Наконец дверь открылась именно со стороны лейтенанта. Он выпростал свое крупное тело из Эллиной машины и представился:
– Старший лейтенант Константин Ермаков.
– В чем дело, старший лейтенант? – спросил Иван Андреевич, и тут же из другой двери выскочила жена.
– Я тебе сейчас все объясню… – начала она, подрагивая губами. Лицо ее было серым и больным.
– Не надо, Элла, – остановил ее Ермаков.
Лукьянова неприятно резануло панибратское «Элла». Что он себе позволяет? Даже если жена что-то нарушила, он не имеет никакого права…
– Видите ли, Иван Андреевич… – начал старший лейтенант, – …тут такое дело… Нехорошо его обсуждать на улице. Может быть, пройдем… к вам домой?
– Нет! – неприятно взвизгнула Элла.
– Пройдемте, – согласился Лукьянов и сделал широкий пригласительный жест рукой. И в самом деле, некрасиво, что жена так визжит на улице. Вон… к окну на первом этаже уже прилипла Ирина Максимовна, известная сплетница. В ее вечно воспаленном мозгу наверняка уже сложился целый мелодраматический сериал.
И только в лифте Иван Андреевич удивился тому, что лейтенант Ермаков, оказывается, знает его имя-отчество. Впрочем, стоит ли так удивляться-то? Конечно же, Элла за какой-то надобностью назвала имя мужа. У кого же ей искать защиты, как не у самого близкого человека.

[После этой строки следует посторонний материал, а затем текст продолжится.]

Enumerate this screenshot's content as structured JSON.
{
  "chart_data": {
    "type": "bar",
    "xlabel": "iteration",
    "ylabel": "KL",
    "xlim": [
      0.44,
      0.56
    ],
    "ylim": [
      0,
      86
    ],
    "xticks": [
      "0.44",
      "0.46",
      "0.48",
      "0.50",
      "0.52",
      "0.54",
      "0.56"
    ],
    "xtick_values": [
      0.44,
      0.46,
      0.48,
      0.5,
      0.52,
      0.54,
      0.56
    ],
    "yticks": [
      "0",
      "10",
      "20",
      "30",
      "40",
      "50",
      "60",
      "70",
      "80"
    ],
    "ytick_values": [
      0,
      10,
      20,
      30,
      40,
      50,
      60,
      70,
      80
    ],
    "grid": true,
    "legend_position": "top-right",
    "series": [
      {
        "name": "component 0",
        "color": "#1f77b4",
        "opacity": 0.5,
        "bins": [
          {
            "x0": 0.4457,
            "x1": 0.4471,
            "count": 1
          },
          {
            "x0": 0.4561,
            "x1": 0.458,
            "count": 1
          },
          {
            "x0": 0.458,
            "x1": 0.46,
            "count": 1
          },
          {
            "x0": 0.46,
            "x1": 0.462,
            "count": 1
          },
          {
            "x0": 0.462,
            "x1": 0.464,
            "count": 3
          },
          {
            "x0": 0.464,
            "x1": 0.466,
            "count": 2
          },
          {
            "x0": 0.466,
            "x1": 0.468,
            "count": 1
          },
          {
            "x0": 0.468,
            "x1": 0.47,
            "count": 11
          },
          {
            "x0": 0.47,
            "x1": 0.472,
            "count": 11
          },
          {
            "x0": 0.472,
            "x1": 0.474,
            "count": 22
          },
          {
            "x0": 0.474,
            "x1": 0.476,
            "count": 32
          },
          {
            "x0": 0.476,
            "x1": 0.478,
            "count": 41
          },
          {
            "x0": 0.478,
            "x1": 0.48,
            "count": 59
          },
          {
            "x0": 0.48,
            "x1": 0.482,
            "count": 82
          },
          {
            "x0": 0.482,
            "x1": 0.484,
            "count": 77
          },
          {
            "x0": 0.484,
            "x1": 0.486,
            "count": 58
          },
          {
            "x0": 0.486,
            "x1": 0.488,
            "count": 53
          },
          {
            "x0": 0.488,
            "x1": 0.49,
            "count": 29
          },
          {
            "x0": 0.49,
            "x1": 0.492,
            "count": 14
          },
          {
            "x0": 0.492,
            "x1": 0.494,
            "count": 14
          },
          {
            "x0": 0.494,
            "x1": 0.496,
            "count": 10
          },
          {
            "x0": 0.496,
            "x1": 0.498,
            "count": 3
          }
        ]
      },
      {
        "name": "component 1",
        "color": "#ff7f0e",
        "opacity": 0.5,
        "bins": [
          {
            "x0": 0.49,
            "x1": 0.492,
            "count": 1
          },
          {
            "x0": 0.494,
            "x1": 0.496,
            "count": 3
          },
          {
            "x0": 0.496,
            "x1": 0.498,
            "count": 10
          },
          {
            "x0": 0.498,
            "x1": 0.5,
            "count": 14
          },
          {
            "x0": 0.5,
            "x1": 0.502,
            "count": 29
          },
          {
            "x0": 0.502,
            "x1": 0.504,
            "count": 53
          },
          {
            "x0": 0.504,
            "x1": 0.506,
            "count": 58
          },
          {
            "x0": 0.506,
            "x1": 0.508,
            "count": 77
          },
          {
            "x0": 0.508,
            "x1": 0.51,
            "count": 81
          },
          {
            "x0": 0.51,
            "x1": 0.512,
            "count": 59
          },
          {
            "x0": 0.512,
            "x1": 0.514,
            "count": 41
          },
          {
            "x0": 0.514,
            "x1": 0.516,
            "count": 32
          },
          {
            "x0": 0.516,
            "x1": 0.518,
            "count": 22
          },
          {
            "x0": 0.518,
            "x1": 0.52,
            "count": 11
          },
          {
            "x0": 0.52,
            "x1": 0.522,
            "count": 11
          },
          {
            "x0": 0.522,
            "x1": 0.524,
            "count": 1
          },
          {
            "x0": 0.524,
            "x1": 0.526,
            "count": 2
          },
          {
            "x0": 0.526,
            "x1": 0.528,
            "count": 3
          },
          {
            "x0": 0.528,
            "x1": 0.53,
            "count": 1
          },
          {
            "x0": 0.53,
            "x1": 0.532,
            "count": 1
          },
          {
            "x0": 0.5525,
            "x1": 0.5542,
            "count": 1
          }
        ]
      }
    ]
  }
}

Оказавшись в квартире, Лукьянов сразу провел гостя в комнату, усадил в кресло, сам сел напротив и спросил:
– Чем могу служить?
– А я вас примерно таким и представлял, – сказал лейтенант и несколько смущенно улыбнулся.
– Простите… что вы говорите? – Иван Андреевич решил, что ослышался. Зачем милиционеру как-то его представлять? С чьих слов? Не с Эллиных же!
– Я говорю, что таким вас и представлял, интеллигентным, вежливым и…
– И?
– И… каким-то незащищенным, что ли…
– Послушайте, лейтенант! – рассердился наконец Лукьянов. – В чем дело? Не заговаривайте мне зубы! Что случилось-то?
– Костя… не надо… – прошептала Элла, и Иван Андреевич сразу все понял. Костя… Вот он каков! Костя… Ну конечно же! Никаким другим образом Элла не могла привлечь внимание милиции, кроме как…
– Ах… вот оно что… – растерянно произнес он, продолжая разглядывать Ермакова. Да-да… если уж Элле и менять мужа, то именно на такого… Этот Костя – полная противоположность ему, Ивану: крепкие сильные ноги, мощный накачанный торс, огромные кулачищи и простое, без претензий лицо. Пожалуй, лобик несколько узковат… Впрочем, к черту теорию Ламброзо! Самым умным учащимся колледжа, где преподавал Лукьянов, был Вадик Сергачев, огромный нескладный детина с совершенно тупым лицом и расплющенным боксерским носом.
– Да… вот так оно получилось… – ответил уже без всякой тени смущения Ермаков. – Собственно, я пришел, чтобы… просить у вас, Иван Андреевич… руки вашей жены… в общем…
Растерявшийся от такой откровенности, Лукьянов перевел взгляд на Эллу. Она скорчилась в углу дивана, закрыв лицо руками. Ее плечи вздрагивали.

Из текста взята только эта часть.